Nola let the tears of relief flow and hugged Rick back, Lauren, too, this unexpected child who had come into her life. A stepdaughter. Wow. Mind-blowing. Exciting.

Sirens whined in the distance, but Nola barely noticed with her cheek pressed to Rick’s wet chest, his heart thudding in her ear. A heart she would listen to for the rest of her life.

Leaning against a tree by the marsh, Rick wondered at the hitch in his throat that lingered long after the cops had cleared out with Chavez in handcuffs. Lauren and Nola were inside cleaning up.

He’d already called Lindsay and told her he would send Lauren home tomorrow. His ex-wife had gone a little hysterical after hearing what happened, but her husband-to-be had taken the phone and offered an awkward thank-you. Something that meant a lot coming from the guy who would be spending so much time with Lauren over the next few years.

Rick figured he would use the time-out near the water to gather his thoughts. The water had served him well in the end, always his friend. Always home.

Except that wasn’t quite true anymore.
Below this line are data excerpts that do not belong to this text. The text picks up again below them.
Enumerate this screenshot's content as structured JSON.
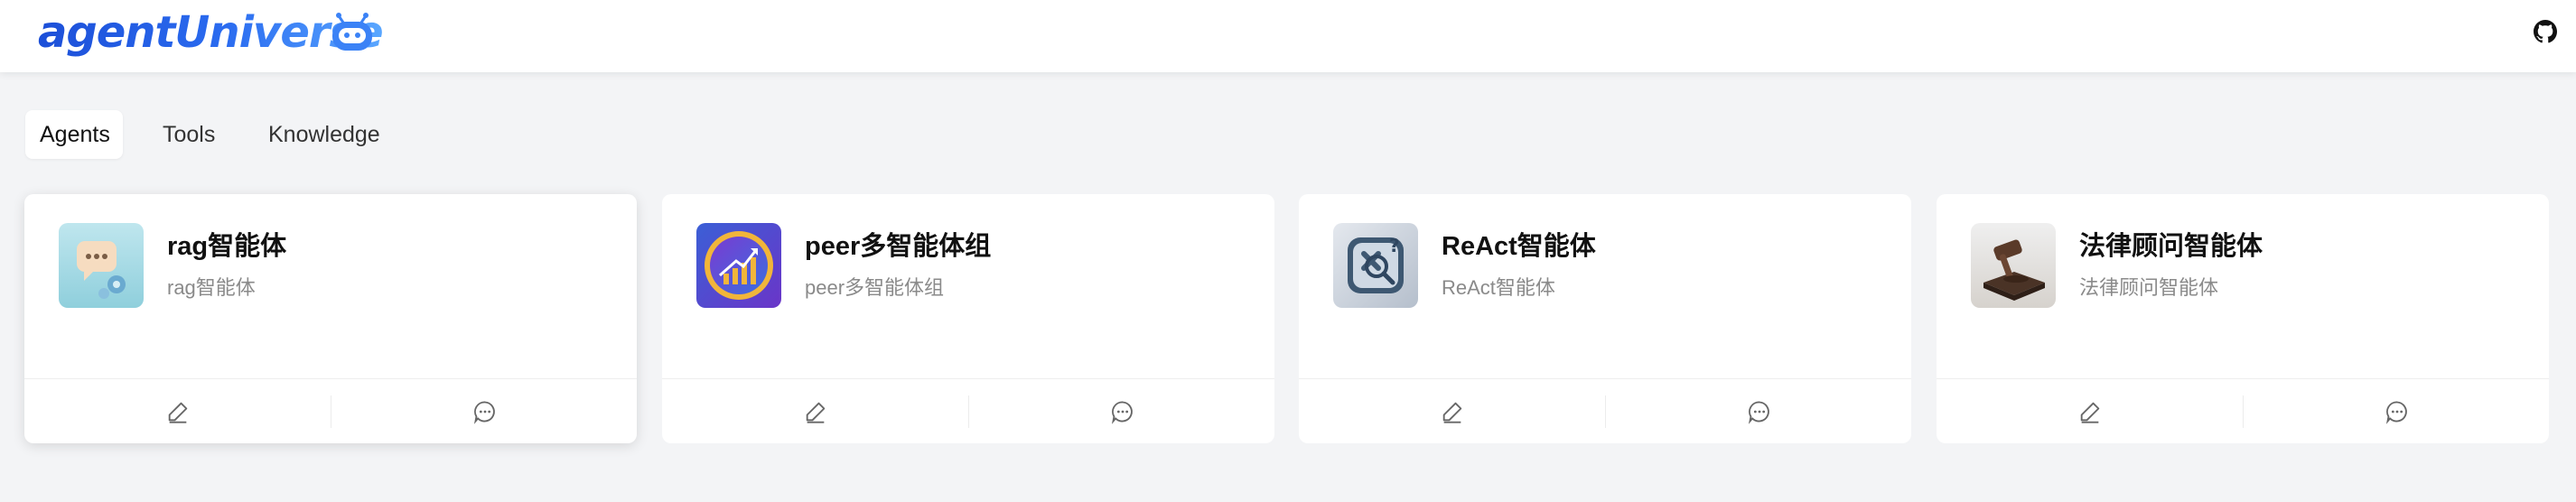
{
  "header": {
    "logo_text": "agentUniverse",
    "logo_icon": "robot-icon",
    "github_icon": "github-icon"
  },
  "tabs": [
    {
      "label": "Agents",
      "active": true
    },
    {
      "label": "Tools",
      "active": false
    },
    {
      "label": "Knowledge",
      "active": false
    }
  ],
  "agents": [
    {
      "name": "rag智能体",
      "description": "rag智能体",
      "avatar_icon": "chat-bubble-icon"
    },
    {
      "name": "peer多智能体组",
      "description": "peer多智能体组",
      "avatar_icon": "growth-chart-icon"
    },
    {
      "name": "ReAct智能体",
      "description": "ReAct智能体",
      "avatar_icon": "question-search-icon"
    },
    {
      "name": "法律顾问智能体",
      "description": "法律顾问智能体",
      "avatar_icon": "gavel-icon"
    }
  ],
  "card_actions": {
    "edit_icon": "edit-icon",
    "chat_icon": "chat-icon"
  },
  "colors": {
    "brand": "#2b6cf0",
    "background": "#f3f4f6"
  }
}
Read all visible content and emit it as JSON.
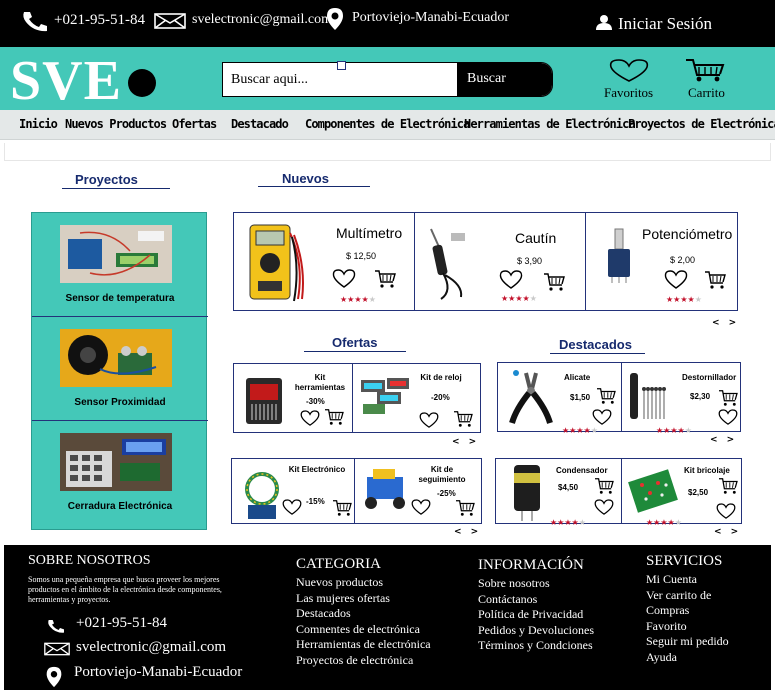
{
  "topbar": {
    "phone": "+021-95-51-84",
    "email": "svelectronic@gmail.com",
    "location": "Portoviejo-Manabi-Ecuador",
    "login": "Iniciar Sesión"
  },
  "brand": {
    "logo": "SVE",
    "accent": "#44c8b8"
  },
  "search": {
    "placeholder": "Buscar aqui...",
    "button": "Buscar"
  },
  "header_actions": {
    "favorites": "Favoritos",
    "cart": "Carrito"
  },
  "nav": [
    "Inicio",
    "Nuevos Productos",
    "Ofertas",
    "Destacado",
    "Componentes de Electrónica",
    "Herramientas de Electrónica",
    "Proyectos de Electrónica"
  ],
  "sections": {
    "projects": "Proyectos",
    "new": "Nuevos",
    "offers": "Ofertas",
    "featured": "Destacados"
  },
  "projects": [
    {
      "label": "Sensor de temperatura"
    },
    {
      "label": "Sensor Proximidad"
    },
    {
      "label": "Cerradura Electrónica"
    }
  ],
  "new_products": [
    {
      "name": "Multímetro",
      "price": "$ 12,50",
      "rating": 4
    },
    {
      "name": "Cautín",
      "price": "$ 3,90",
      "rating": 4
    },
    {
      "name": "Potenciómetro",
      "price": "$ 2,00",
      "rating": 4
    }
  ],
  "offers": [
    {
      "name": "Kit herramientas",
      "discount": "-30%"
    },
    {
      "name": "Kit de reloj",
      "discount": "-20%"
    },
    {
      "name": "Kit Electrónico",
      "discount": "-15%"
    },
    {
      "name": "Kit de seguimiento",
      "discount": "-25%"
    }
  ],
  "featured": [
    {
      "name": "Alicate",
      "price": "$1,50",
      "rating": 4
    },
    {
      "name": "Destornillador",
      "price": "$2,30",
      "rating": 4
    },
    {
      "name": "Condensador",
      "price": "$4,50",
      "rating": 4
    },
    {
      "name": "Kit bricolaje",
      "price": "$2,50",
      "rating": 4
    }
  ],
  "pager": {
    "arrows": "< >"
  },
  "footer": {
    "about_title": "SOBRE NOSOTROS",
    "about_text": "Somos una pequeña empresa que busca proveer los mejores productos en el ámbito de la electrónica desde componentes, herramientas y proyectos.",
    "phone": "+021-95-51-84",
    "email": "svelectronic@gmail.com",
    "location": "Portoviejo-Manabi-Ecuador",
    "categoria_title": "CATEGORIA",
    "categoria": [
      "Nuevos productos",
      "Las mujeres ofertas",
      "Destacados",
      "Comnentes de electrónica",
      "Herramientas de electrónica",
      "Proyectos de electrónica"
    ],
    "info_title": "INFORMACIÓN",
    "info": [
      "Sobre nosotros",
      "Contáctanos",
      "Política de Privacidad",
      "Pedidos y Devoluciones",
      "Términos y Condciones"
    ],
    "services_title": "SERVICIOS",
    "services": [
      "Mi Cuenta",
      "Ver carrito de Compras",
      "Favorito",
      "Seguir mi pedido",
      "Ayuda"
    ]
  }
}
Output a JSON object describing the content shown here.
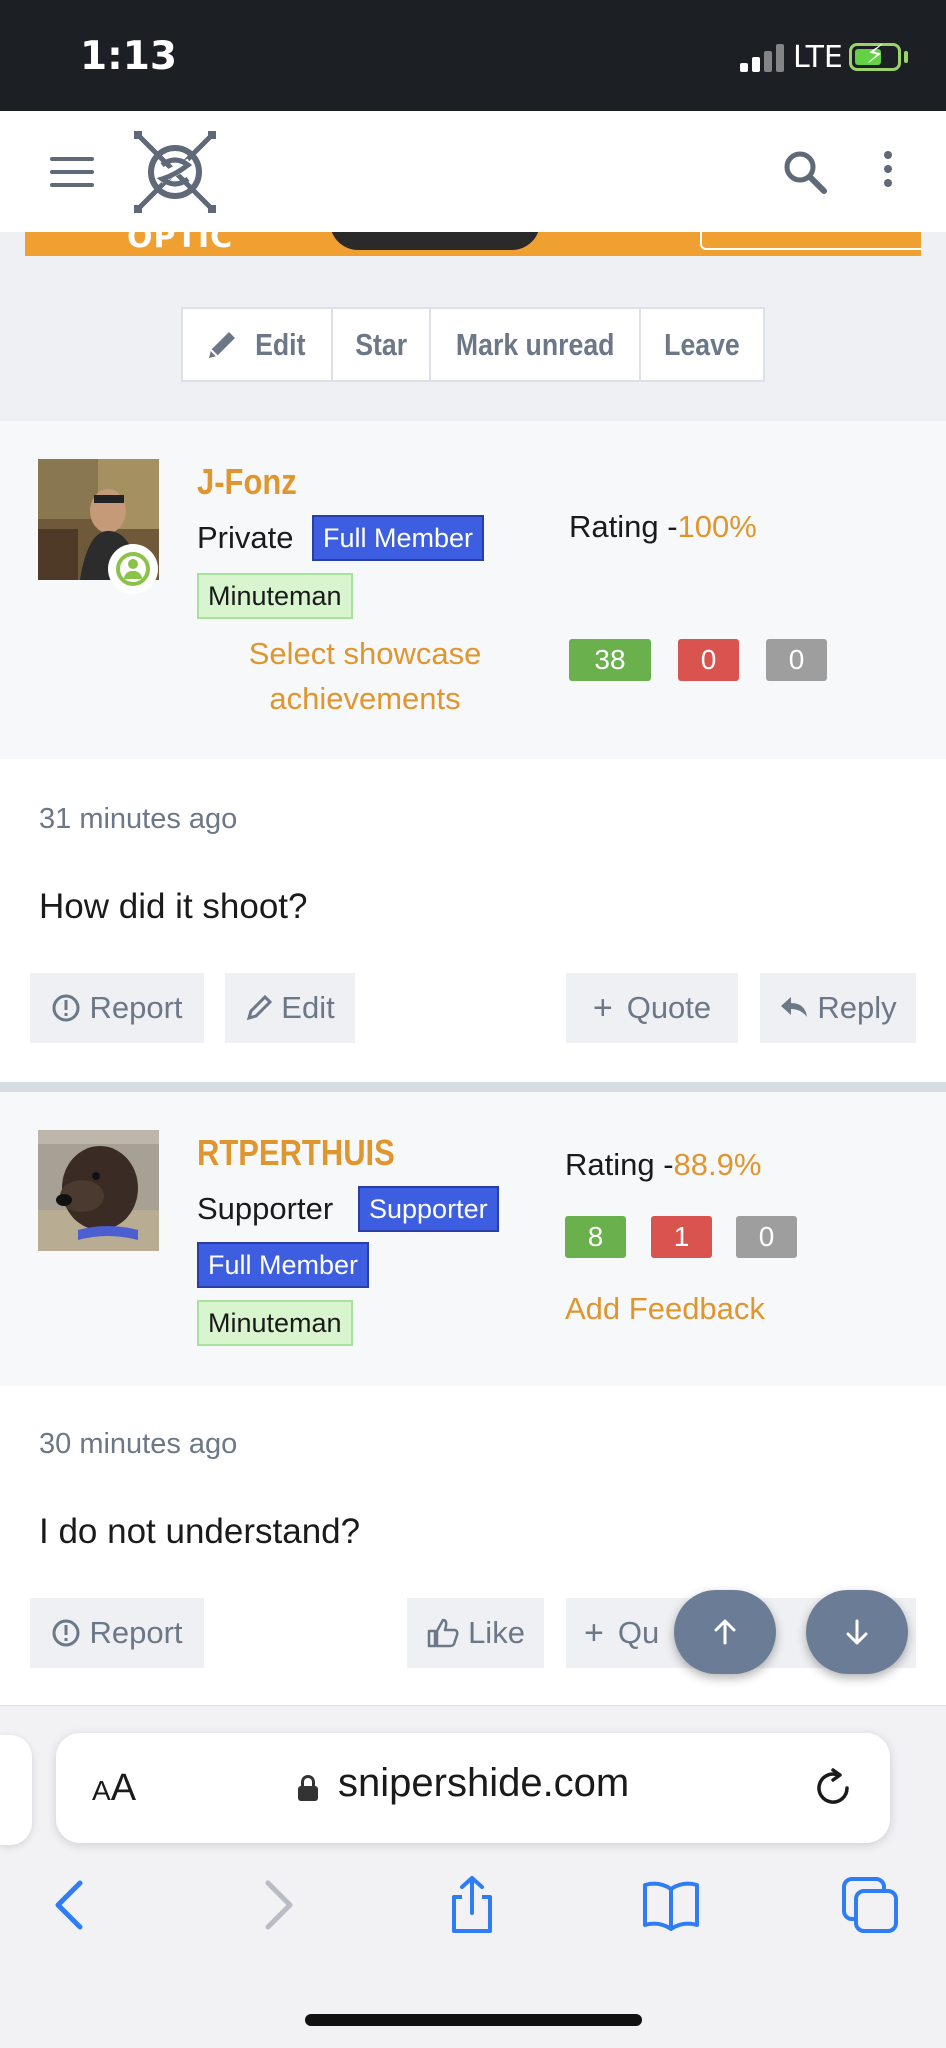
{
  "status_bar": {
    "time": "1:13",
    "network": "LTE"
  },
  "browser": {
    "url": "snipershide.com",
    "text_size_label_small": "A",
    "text_size_label_large": "A"
  },
  "ad_banner": {
    "text": "OPTIC"
  },
  "thread_actions": [
    {
      "label": "Edit",
      "icon": "pencil-icon"
    },
    {
      "label": "Star"
    },
    {
      "label": "Mark unread"
    },
    {
      "label": "Leave"
    }
  ],
  "posts": [
    {
      "username": "J-Fonz",
      "user_title": "Private",
      "banners": [
        "Full Member"
      ],
      "group_tag": "Minuteman",
      "showcase_link": "Select showcase achievements",
      "rating_label": "Rating -",
      "rating_value": "100%",
      "feedback": {
        "positive": "38",
        "negative": "0",
        "neutral": "0"
      },
      "timestamp": "31 minutes ago",
      "message": "How did it shoot?",
      "actions": {
        "report": "Report",
        "edit": "Edit",
        "quote": "Quote",
        "reply": "Reply"
      }
    },
    {
      "username": "RTPERTHUIS",
      "user_title": "Supporter",
      "banners": [
        "Supporter",
        "Full Member"
      ],
      "group_tag": "Minuteman",
      "feedback_link": "Add Feedback",
      "rating_label": "Rating -",
      "rating_value": "88.9%",
      "feedback": {
        "positive": "8",
        "negative": "1",
        "neutral": "0"
      },
      "timestamp": "30 minutes ago",
      "message": "I do not understand?",
      "actions": {
        "report": "Report",
        "like": "Like",
        "quote": "Qu"
      }
    }
  ],
  "colors": {
    "accent_orange": "#e0962e",
    "banner_blue": "#3d5ee0",
    "tag_green": "#d8f5cf",
    "feedback_green": "#6ab04c",
    "feedback_red": "#d9534f",
    "feedback_gray": "#9e9e9e"
  }
}
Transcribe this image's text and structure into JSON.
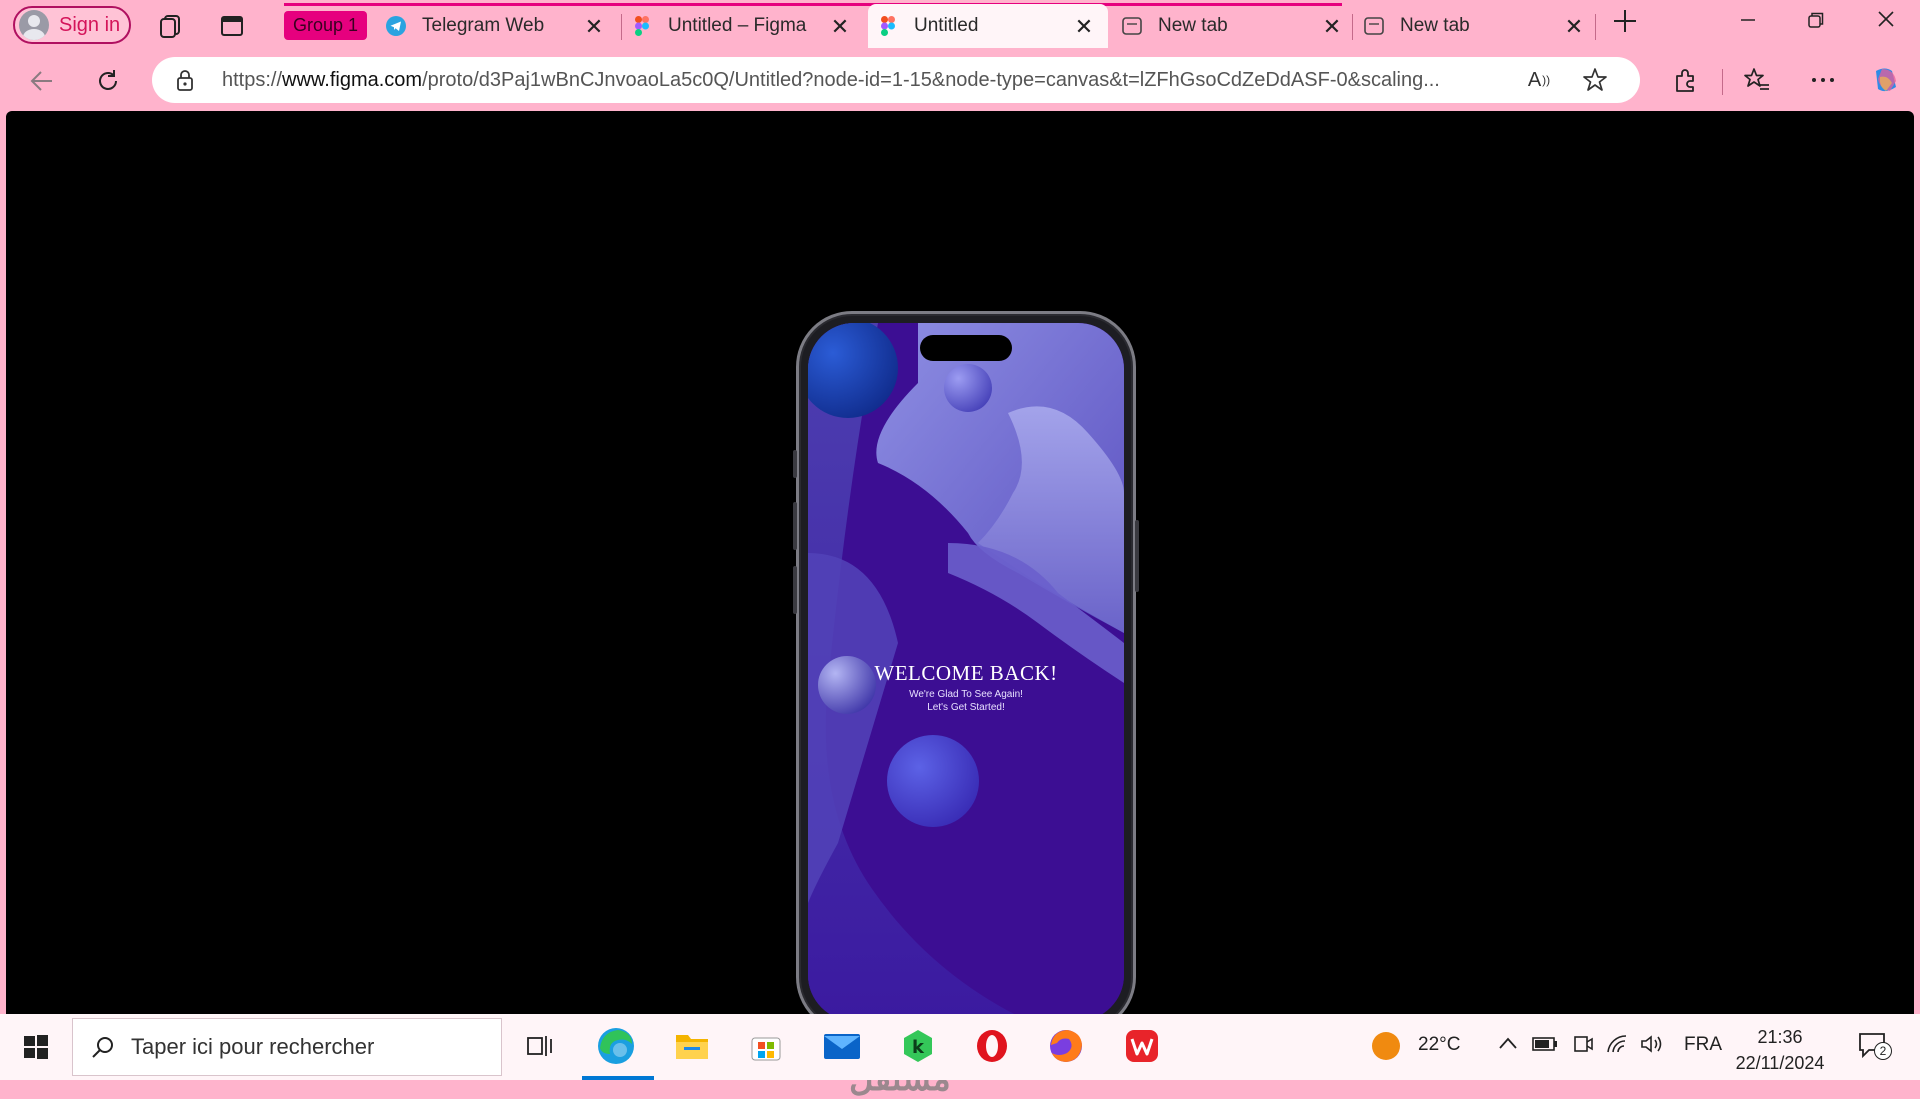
{
  "browser": {
    "sign_in_label": "Sign in",
    "group_label": "Group 1",
    "tabs": [
      {
        "label": "Telegram Web",
        "icon": "telegram-icon"
      },
      {
        "label": "Untitled – Figma",
        "icon": "figma-icon"
      },
      {
        "label": "Untitled",
        "icon": "figma-icon",
        "active": true
      },
      {
        "label": "New tab",
        "icon": "newtab-icon"
      },
      {
        "label": "New tab",
        "icon": "newtab-icon"
      }
    ],
    "url_prefix": "https://",
    "url_host": "www.figma.com",
    "url_path": "/proto/d3Paj1wBnCJnvoaoLa5c0Q/Untitled?node-id=1-15&node-type=canvas&t=lZFhGsoCdZeDdASF-0&scaling...",
    "read_aloud_label": "A"
  },
  "prototype": {
    "title": "WELCOME BACK!",
    "line1": "We're Glad To See Again!",
    "line2": "Let's Get Started!"
  },
  "watermark": "مستقل",
  "taskbar": {
    "search_placeholder": "Taper ici pour rechercher",
    "weather_temp": "22°C",
    "language": "FRA",
    "time": "21:36",
    "date": "22/11/2024",
    "notification_count": "2"
  },
  "colors": {
    "browser_chrome": "#ffb3cc",
    "group_accent": "#e6007e",
    "screen_bg": "#3c0e93"
  }
}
He’d found a new home.

With Nola.

“Dad?”

He pivoted to find Lauren waiting at the bottom porch step, her long hair wet from her shower. She wore her standard sleep pants and a raggedy T-shirt… Wait. Wasn’t that…? It was. An old T-shirt of his from an air show they’d attended together.

And she still wore it.

He had two choices right now. He could stand here and feel guilty. Or he could move forward on his battered legs and fix things with his daughter.